Abstract

Autism spectrum disorder (ASD) is a highly heritable neurodevelopmental disorder associated with deficits in social communication and stereotypical behaviors. Numerous ASD-related genetic mutations have been identified and genome editing methods have been developed but successful genome editing in the whole-brain scale to alleviate autistic-like behaviors in animal models has not been achieved. Here we report the development of a new CRISPR-mediated cytidine base editor (CBE) system, which converts C{middle dot}G base pairs to T{middle dot}A. We demonstrate the effectiveness of this system by targeting an ASD-associated de novo mutation in the MEF2C gene (c.104T>C, p.L35P).
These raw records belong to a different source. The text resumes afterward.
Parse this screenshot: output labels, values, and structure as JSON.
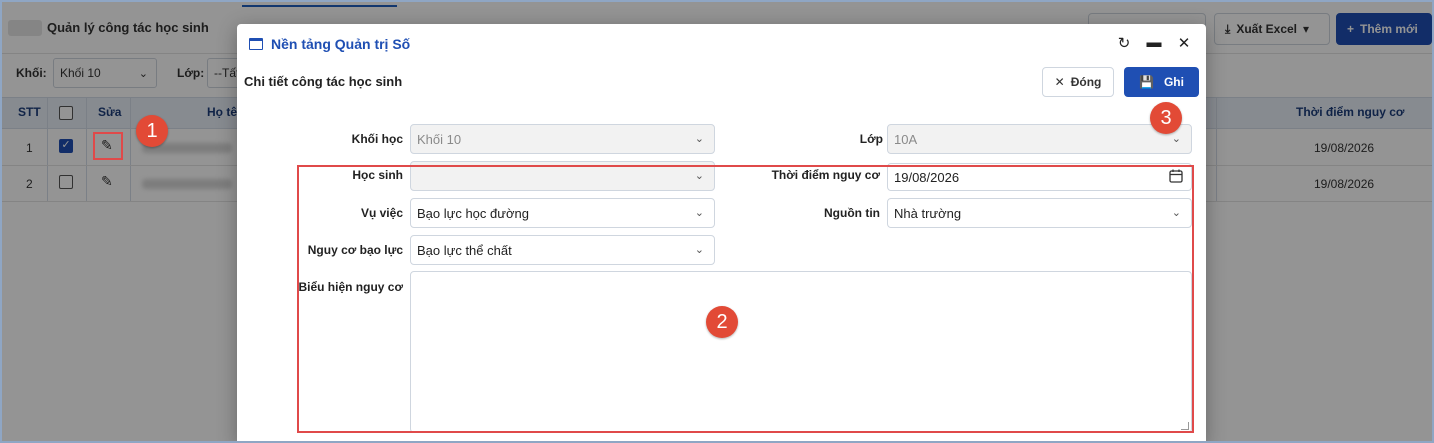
{
  "background": {
    "page_title": "Quản lý công tác học sinh",
    "buttons": {
      "export_label": "Xuất Excel",
      "add_label": "Thêm mới"
    },
    "filters": {
      "grade_label": "Khối:",
      "grade_value": "Khối 10",
      "class_label": "Lớp:",
      "class_value": "--Tất"
    },
    "table": {
      "headers": [
        "STT",
        "",
        "Sửa",
        "Họ tê",
        "Thời điểm nguy cơ"
      ],
      "rows": [
        {
          "stt": "1",
          "checked": true,
          "date": "19/08/2026"
        },
        {
          "stt": "2",
          "checked": false,
          "date": "19/08/2026"
        }
      ]
    }
  },
  "modal": {
    "window_title": "Nền tảng Quản trị Số",
    "subtitle": "Chi tiết công tác học sinh",
    "close_label": "Đóng",
    "save_label": "Ghi",
    "fields": {
      "grade": {
        "label": "Khối học",
        "value": "Khối 10"
      },
      "class": {
        "label": "Lớp",
        "value": "10A"
      },
      "student": {
        "label": "Học sinh",
        "value": ""
      },
      "risk_time": {
        "label": "Thời điểm nguy cơ",
        "value": "19/08/2026"
      },
      "incident": {
        "label": "Vụ việc",
        "value": "Bạo lực học đường"
      },
      "source": {
        "label": "Nguồn tin",
        "value": "Nhà trường"
      },
      "violence_risk": {
        "label": "Nguy cơ bạo lực",
        "value": "Bạo lực thể chất"
      },
      "risk_signs": {
        "label": "Biểu hiện nguy cơ",
        "value": ""
      }
    }
  },
  "annotations": {
    "step1": "1",
    "step2": "2",
    "step3": "3",
    "color": "#e24a36"
  }
}
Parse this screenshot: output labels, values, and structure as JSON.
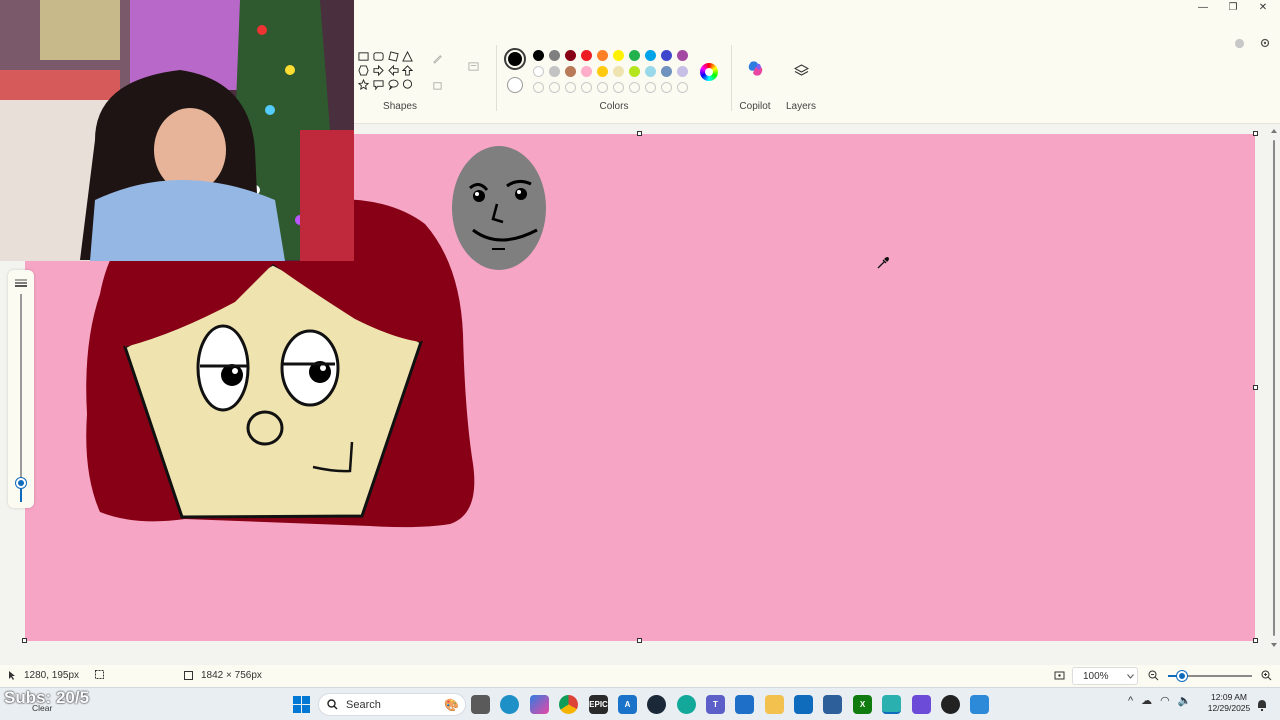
{
  "window": {
    "minimize_glyph": "—",
    "maximize_glyph": "❐",
    "close_glyph": "✕"
  },
  "ribbon": {
    "shapes_label": "Shapes",
    "colors_label": "Colors",
    "copilot_label": "Copilot",
    "layers_label": "Layers",
    "palette_row1": [
      "#000000",
      "#7f7f7f",
      "#880015",
      "#ed1c24",
      "#ff7f27",
      "#fff200",
      "#22b14c",
      "#00a2e8",
      "#3f48cc",
      "#a349a4"
    ],
    "palette_row2": [
      "#ffffff",
      "#c3c3c3",
      "#b97a57",
      "#ffaec9",
      "#ffc90e",
      "#efe4b0",
      "#b5e61d",
      "#99d9ea",
      "#7092be",
      "#c8bfe7"
    ],
    "primary_color": "#000000",
    "secondary_color": "#ffffff"
  },
  "canvas": {
    "background": "#f6a5c4"
  },
  "statusbar": {
    "cursor_position": "1280, 195px",
    "canvas_size": "1842 × 756px",
    "zoom": "100%"
  },
  "taskbar": {
    "search_placeholder": "Search",
    "weather_text": "Clear",
    "time": "12:09 AM",
    "date": "12/29/2025"
  },
  "overlay": {
    "subs_text": "Subs: 20/5"
  }
}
We constructed a Mef2c L35P knock-in mouse and observed that Mef2c L35P heterozygous mice displayed autistic-like behaviors, including deficits in social behaviors and repetitive behaviors. We programmed the CBE to edit the C{middle dot}G base pairs of the mutated Mef2c gene (c.104T>C, p.L35P) to T{middle dot}A base pairs and delivered it via a single dose intravenous injection of blood brain barrier (BBB)-crossing AAV-PHP.eB vector into the mouse brain. This treatment restored MEF2C protein levels and reversed impairments in social interactions and repetitive behaviors in Mef2c L35P heterozygous mice. Together, this work presents an in vivo gene editing strategy in which correcting a single nucleotide mutation in the whole-brain scale could be successfully achieved, further providing a new therapeutic framework for neurodevelopmental disorders.